Recently I’ve been experimenting with AA techniques, and one of the avenues I was pursuing required me to read back subsamples and use them to compute coverage. However I quickly ran into the problem that I didn’t know the sample position for a given subsample index. With FEATURE_LEVEL_10_1 and FEATURE_LEVEL_11 there are standard MSAA patterns you can use, but unfortunately I’m still stuck on a 10-level GPU so that wasn’t an option. After some thinking I realized that it wouldn’t be too hard to write an app that could determine the sample positions within a reasonable degree of accuracy, so that’s what I did! The basic process is like this:
- Create a 1×1 render target with the desired MSAA sample count + quality
- Render a grid of sub-pixel quads onto the render target (I used 25×25). The output of each quad is just the position of the quad in pixel space.
- Render N pixel-sized quads onto an Nx1 non-MSAA render target, where N is the number of subsamples. For each quad, a pixel shader samples one of the subsamples from the MSAA render target and outputs the value.
- Copy the Nx1 render target to a staging texture , and then map it to retrieve the contents on the CPU. Each texel is the XY position of the subsample.
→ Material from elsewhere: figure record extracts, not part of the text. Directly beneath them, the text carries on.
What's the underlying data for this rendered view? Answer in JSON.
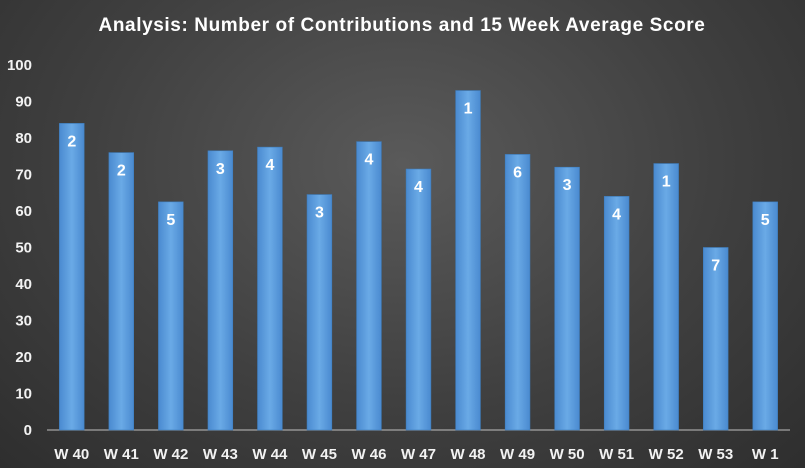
{
  "chart_data": {
    "type": "bar",
    "title": "Analysis:  Number  of  Contributions  and  15  Week  Average  Score",
    "xlabel": "",
    "ylabel": "",
    "ylim": [
      0,
      100
    ],
    "yticks": [
      0,
      10,
      20,
      30,
      40,
      50,
      60,
      70,
      80,
      90,
      100
    ],
    "grid": false,
    "legend": "none",
    "bar_color": "#5b9bd5",
    "categories": [
      "W 40",
      "W 41",
      "W 42",
      "W 43",
      "W 44",
      "W 45",
      "W 46",
      "W 47",
      "W 48",
      "W 49",
      "W 50",
      "W 51",
      "W 52",
      "W 53",
      "W 1"
    ],
    "values": [
      84,
      76,
      62.5,
      76.5,
      77.5,
      64.5,
      79,
      71.5,
      93,
      75.5,
      72,
      64,
      73,
      50,
      62.5
    ],
    "data_labels": [
      "2",
      "2",
      "5",
      "3",
      "4",
      "3",
      "4",
      "4",
      "1",
      "6",
      "3",
      "4",
      "1",
      "7",
      "5"
    ]
  }
}
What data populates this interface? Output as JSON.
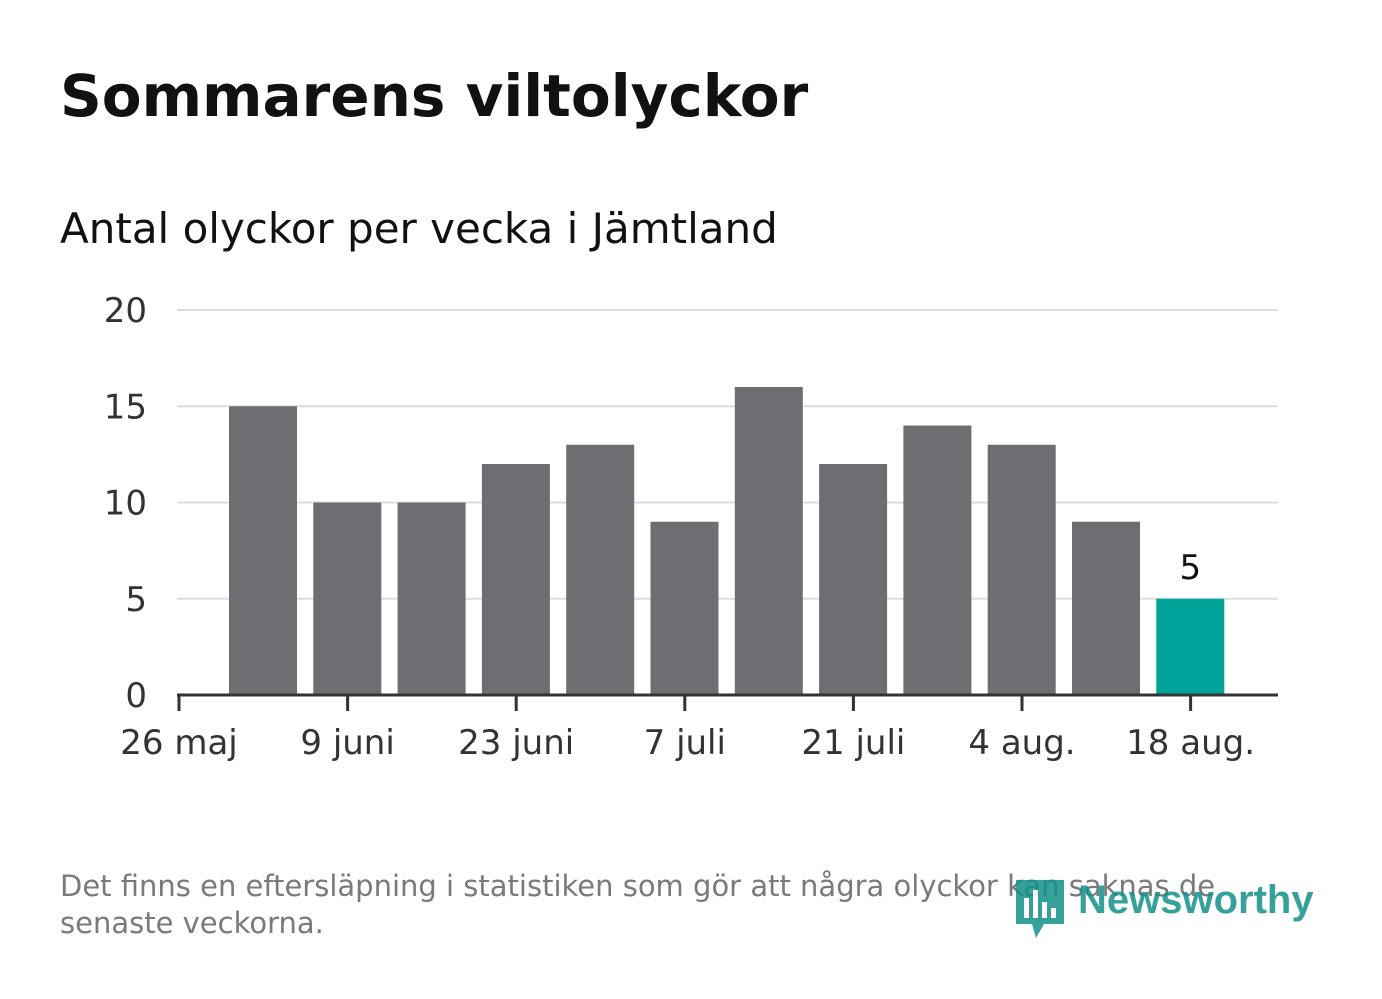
{
  "title": "Sommarens viltolyckor",
  "subtitle": "Antal olyckor per vecka i Jämtland",
  "footnote": "Det finns en eftersläpning i statistiken som gör att några olyckor kan saknas de senaste veckorna.",
  "logo": {
    "text": "Newsworthy",
    "icon": "bar-chart-badge-icon"
  },
  "colors": {
    "bar": "#6e6d72",
    "highlight": "#00a398",
    "grid": "#dddddd",
    "axis": "#333333",
    "text": "#333333"
  },
  "chart_data": {
    "type": "bar",
    "title": "Sommarens viltolyckor",
    "subtitle": "Antal olyckor per vecka i Jämtland",
    "xlabel": "",
    "ylabel": "",
    "ylim": [
      0,
      20
    ],
    "yticks": [
      0,
      5,
      10,
      15,
      20
    ],
    "x_tick_labels": [
      "26 maj",
      "9 juni",
      "23 juni",
      "7 juli",
      "21 juli",
      "4 aug.",
      "18 aug."
    ],
    "values": [
      15,
      10,
      10,
      12,
      13,
      9,
      16,
      12,
      14,
      13,
      9,
      5
    ],
    "highlight_index": 11,
    "data_labels": [
      {
        "index": 11,
        "text": "5"
      }
    ],
    "grid": true,
    "legend": "none"
  }
}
It was a piece of cake to implement, and it seems to actually work! So I added a super-sweet visualizer (as you can see in the picture above), and packaged it up so that you guys can enjoy it as well. Download it here: https://mynameismjp.files.wordpress.com/2014/06/samplepattern.zip (includes source and binaries, requires a DX10-capable GPU).
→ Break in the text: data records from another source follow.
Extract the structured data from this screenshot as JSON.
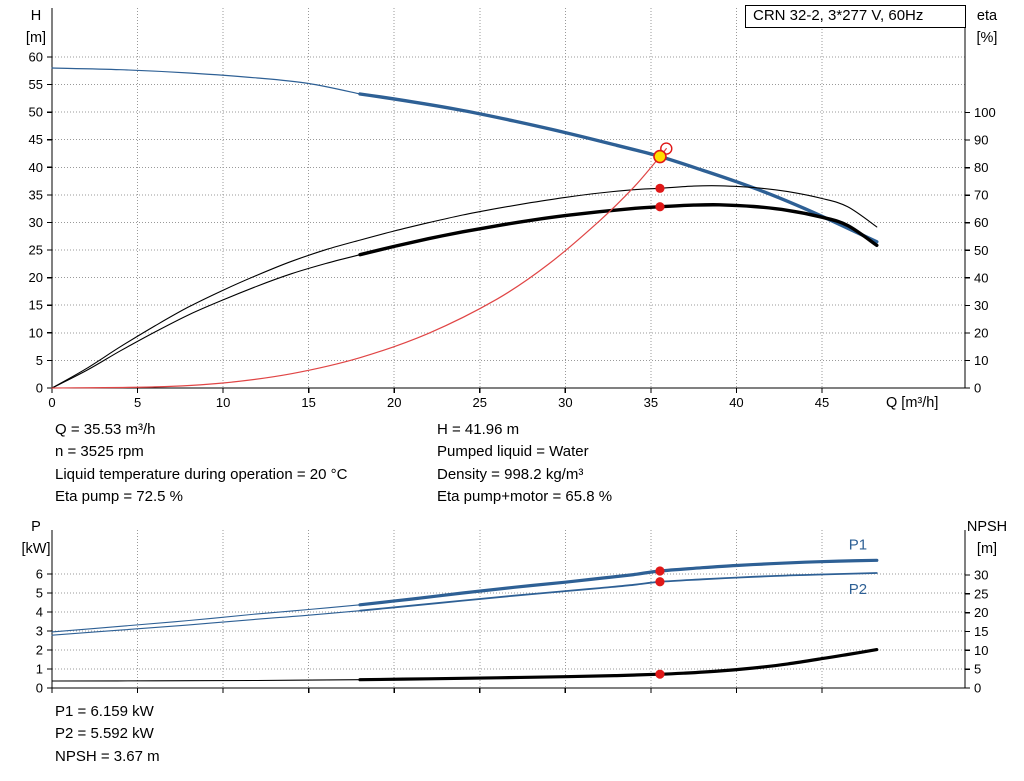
{
  "title_box": "CRN 32-2, 3*277 V, 60Hz",
  "duty_info": {
    "left": [
      "Q = 35.53 m³/h",
      "n = 3525 rpm",
      "Liquid temperature during operation = 20 °C",
      "Eta pump = 72.5 %"
    ],
    "right": [
      "H = 41.96 m",
      "Pumped liquid = Water",
      "Density = 998.2 kg/m³",
      "Eta pump+motor = 65.8 %"
    ],
    "bottom": [
      "P1 = 6.159 kW",
      "P2 = 5.592 kW",
      "NPSH = 3.67 m"
    ]
  },
  "colors": {
    "curve_blue": "#2e6095",
    "curve_black": "#000000",
    "curve_red": "#e04545",
    "marker_red": "#e01818",
    "duty_yellow": "#ffdf00"
  },
  "chart_data": [
    {
      "type": "line",
      "title": "CRN 32-2, 3*277 V, 60Hz",
      "x_axis": {
        "label": "Q [m³/h]",
        "min": 0,
        "max": 53.4,
        "ticks": [
          0,
          5,
          10,
          15,
          20,
          25,
          30,
          35,
          40,
          45
        ]
      },
      "y_left": {
        "label_lines": [
          "H",
          "[m]"
        ],
        "min": 0,
        "max": 60,
        "ticks": [
          0,
          5,
          10,
          15,
          20,
          25,
          30,
          35,
          40,
          45,
          50,
          55,
          60
        ]
      },
      "y_right": {
        "label_lines": [
          "eta",
          "[%]"
        ],
        "min": 0,
        "max": 100,
        "ticks": [
          0,
          10,
          20,
          30,
          40,
          50,
          60,
          70,
          80,
          90,
          100
        ]
      },
      "series": [
        {
          "name": "hq-curve-low",
          "axis": "left",
          "color": "#2e6095",
          "width": 1.2,
          "points": [
            [
              0,
              58
            ],
            [
              4,
              57.7
            ],
            [
              8,
              57.1
            ],
            [
              12,
              56.2
            ],
            [
              15,
              55.2
            ],
            [
              18,
              53.3
            ]
          ]
        },
        {
          "name": "hq-curve",
          "axis": "left",
          "color": "#2e6095",
          "width": 3.4,
          "points": [
            [
              18,
              53.3
            ],
            [
              21,
              51.9
            ],
            [
              24,
              50.3
            ],
            [
              27,
              48.4
            ],
            [
              30,
              46.3
            ],
            [
              33,
              44.0
            ],
            [
              35.53,
              41.96
            ],
            [
              38,
              39.5
            ],
            [
              40,
              37.4
            ],
            [
              42,
              35.1
            ],
            [
              44,
              32.5
            ],
            [
              46,
              29.7
            ],
            [
              48.2,
              26.5
            ]
          ]
        },
        {
          "name": "eta-pump-curve",
          "axis": "right",
          "color": "#000000",
          "width": 1.1,
          "points": [
            [
              0,
              0
            ],
            [
              2,
              7
            ],
            [
              4,
              15
            ],
            [
              6,
              22.5
            ],
            [
              8,
              29.5
            ],
            [
              10,
              35.5
            ],
            [
              12,
              41
            ],
            [
              14,
              46
            ],
            [
              16,
              50.2
            ],
            [
              18,
              53.7
            ],
            [
              20,
              57
            ],
            [
              22,
              60
            ],
            [
              24,
              62.8
            ],
            [
              26,
              65.2
            ],
            [
              28,
              67.3
            ],
            [
              30,
              69.2
            ],
            [
              32,
              70.8
            ],
            [
              34,
              72
            ],
            [
              35.53,
              72.5
            ],
            [
              37.5,
              73.3
            ],
            [
              39,
              73.4
            ],
            [
              41,
              72.8
            ],
            [
              43,
              71.3
            ],
            [
              45,
              68.8
            ],
            [
              46.5,
              65.8
            ],
            [
              48.2,
              58.5
            ]
          ]
        },
        {
          "name": "eta-pump-motor-curve-low",
          "axis": "right",
          "color": "#000000",
          "width": 1.1,
          "points": [
            [
              0,
              0
            ],
            [
              2,
              6.3
            ],
            [
              4,
              13.5
            ],
            [
              6,
              20.3
            ],
            [
              8,
              26.6
            ],
            [
              10,
              32
            ],
            [
              12,
              37
            ],
            [
              14,
              41.5
            ],
            [
              16,
              45.2
            ],
            [
              18,
              48.4
            ]
          ]
        },
        {
          "name": "eta-pump-motor-curve",
          "axis": "right",
          "color": "#000000",
          "width": 3.4,
          "points": [
            [
              18,
              48.4
            ],
            [
              20,
              51.4
            ],
            [
              22,
              54.2
            ],
            [
              24,
              56.7
            ],
            [
              26,
              58.9
            ],
            [
              28,
              60.9
            ],
            [
              30,
              62.6
            ],
            [
              32,
              64
            ],
            [
              34,
              65.2
            ],
            [
              35.53,
              65.8
            ],
            [
              37.5,
              66.4
            ],
            [
              39,
              66.5
            ],
            [
              41,
              65.9
            ],
            [
              43,
              64.5
            ],
            [
              45,
              62
            ],
            [
              46.5,
              59
            ],
            [
              48.2,
              51.8
            ]
          ]
        },
        {
          "name": "system-curve",
          "axis": "left",
          "color": "#e04545",
          "width": 1.2,
          "points": [
            [
              0,
              0
            ],
            [
              6,
              0.2
            ],
            [
              10,
              0.9
            ],
            [
              14,
              2.6
            ],
            [
              18,
              5.5
            ],
            [
              22,
              9.9
            ],
            [
              26,
              16.1
            ],
            [
              29,
              22.4
            ],
            [
              32,
              30.3
            ],
            [
              34,
              36.4
            ],
            [
              35.53,
              41.96
            ],
            [
              35.9,
              43.4
            ]
          ]
        }
      ],
      "markers": [
        {
          "name": "red-open-circle-marker",
          "x": 35.9,
          "y": 43.4,
          "axis": "left",
          "r": 5.5,
          "fill": "none",
          "stroke": "#e01818",
          "stroke_width": 1.4
        },
        {
          "name": "duty-point-marker",
          "x": 35.53,
          "y": 41.96,
          "axis": "left",
          "r": 6,
          "fill": "#ffdf00",
          "stroke": "#e01818",
          "stroke_width": 1.6
        },
        {
          "name": "eta-pump-point-marker",
          "x": 35.53,
          "y": 72.5,
          "axis": "right",
          "r": 4.6,
          "fill": "#e01818"
        },
        {
          "name": "eta-pump-motor-point-marker",
          "x": 35.53,
          "y": 65.8,
          "axis": "right",
          "r": 4.6,
          "fill": "#e01818"
        }
      ],
      "labels": []
    },
    {
      "type": "line",
      "title": "Power and NPSH curves",
      "x_axis": {
        "label": "",
        "min": 0,
        "max": 53.4,
        "ticks": [
          0,
          5,
          10,
          15,
          20,
          25,
          30,
          35,
          40,
          45
        ]
      },
      "y_left": {
        "label_lines": [
          "P",
          "[kW]"
        ],
        "min": 0,
        "max": 6,
        "ticks": [
          0,
          1,
          2,
          3,
          4,
          5,
          6
        ]
      },
      "y_right": {
        "label_lines": [
          "NPSH",
          "[m]"
        ],
        "min": 0,
        "max": 30,
        "ticks": [
          0,
          5,
          10,
          15,
          20,
          25,
          30
        ]
      },
      "series": [
        {
          "name": "p1-curve-low",
          "axis": "left",
          "color": "#2e6095",
          "width": 1.1,
          "points": [
            [
              0,
              2.95
            ],
            [
              4,
              3.25
            ],
            [
              8,
              3.55
            ],
            [
              12,
              3.9
            ],
            [
              15,
              4.13
            ],
            [
              18,
              4.38
            ]
          ]
        },
        {
          "name": "p1-curve",
          "axis": "left",
          "color": "#2e6095",
          "width": 3.2,
          "points": [
            [
              18,
              4.38
            ],
            [
              21,
              4.68
            ],
            [
              24,
              5.0
            ],
            [
              27,
              5.3
            ],
            [
              30,
              5.57
            ],
            [
              32,
              5.77
            ],
            [
              34,
              5.97
            ],
            [
              35.53,
              6.159
            ],
            [
              38,
              6.33
            ],
            [
              40,
              6.45
            ],
            [
              42,
              6.54
            ],
            [
              44,
              6.62
            ],
            [
              46,
              6.68
            ],
            [
              48.2,
              6.72
            ]
          ]
        },
        {
          "name": "p2-curve-low",
          "axis": "left",
          "color": "#2e6095",
          "width": 1.1,
          "points": [
            [
              0,
              2.78
            ],
            [
              4,
              3.05
            ],
            [
              8,
              3.32
            ],
            [
              12,
              3.62
            ],
            [
              15,
              3.83
            ],
            [
              18,
              4.07
            ]
          ]
        },
        {
          "name": "p2-curve",
          "axis": "left",
          "color": "#2e6095",
          "width": 1.8,
          "points": [
            [
              18,
              4.07
            ],
            [
              21,
              4.33
            ],
            [
              24,
              4.6
            ],
            [
              27,
              4.86
            ],
            [
              30,
              5.1
            ],
            [
              32,
              5.26
            ],
            [
              34,
              5.43
            ],
            [
              35.53,
              5.592
            ],
            [
              38,
              5.72
            ],
            [
              40,
              5.81
            ],
            [
              42,
              5.89
            ],
            [
              44,
              5.95
            ],
            [
              46,
              6.0
            ],
            [
              48.2,
              6.05
            ]
          ]
        },
        {
          "name": "npsh-curve-low",
          "axis": "right",
          "color": "#000000",
          "width": 1.1,
          "points": [
            [
              0,
              1.85
            ],
            [
              6,
              1.9
            ],
            [
              12,
              2.0
            ],
            [
              18,
              2.2
            ]
          ]
        },
        {
          "name": "npsh-curve",
          "axis": "right",
          "color": "#000000",
          "width": 3.2,
          "points": [
            [
              18,
              2.2
            ],
            [
              22,
              2.45
            ],
            [
              26,
              2.72
            ],
            [
              30,
              3.0
            ],
            [
              33,
              3.3
            ],
            [
              35.53,
              3.67
            ],
            [
              37,
              3.95
            ],
            [
              39,
              4.5
            ],
            [
              41,
              5.3
            ],
            [
              43,
              6.4
            ],
            [
              45,
              7.8
            ],
            [
              46.5,
              8.9
            ],
            [
              48.2,
              10.2
            ]
          ]
        }
      ],
      "markers": [
        {
          "name": "p1-point-marker",
          "x": 35.53,
          "y": 6.159,
          "axis": "left",
          "r": 4.6,
          "fill": "#e01818"
        },
        {
          "name": "p2-point-marker",
          "x": 35.53,
          "y": 5.592,
          "axis": "left",
          "r": 4.6,
          "fill": "#e01818"
        },
        {
          "name": "npsh-point-marker",
          "x": 35.53,
          "y": 3.67,
          "axis": "right",
          "r": 4.6,
          "fill": "#e01818"
        }
      ],
      "labels": [
        {
          "name": "p1-label",
          "text": "P1",
          "x": 47.1,
          "y": 7.3,
          "axis": "left",
          "color": "#2e6095"
        },
        {
          "name": "p2-label",
          "text": "P2",
          "x": 47.1,
          "y": 4.95,
          "axis": "left",
          "color": "#2e6095"
        }
      ]
    }
  ]
}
Update 9/13/2015: I updated this project while working on a blog post about programmable sample points, and uploaded it to GitHub. The new version has more accurate sample point detection, and displays the positions using the conventions established by the D3D Sample Coordinate System. It also can optionally link to NVAPI, in which case it can show a demonstration of how to setup programmable sample points that vary across a 2×2 quad of pixels.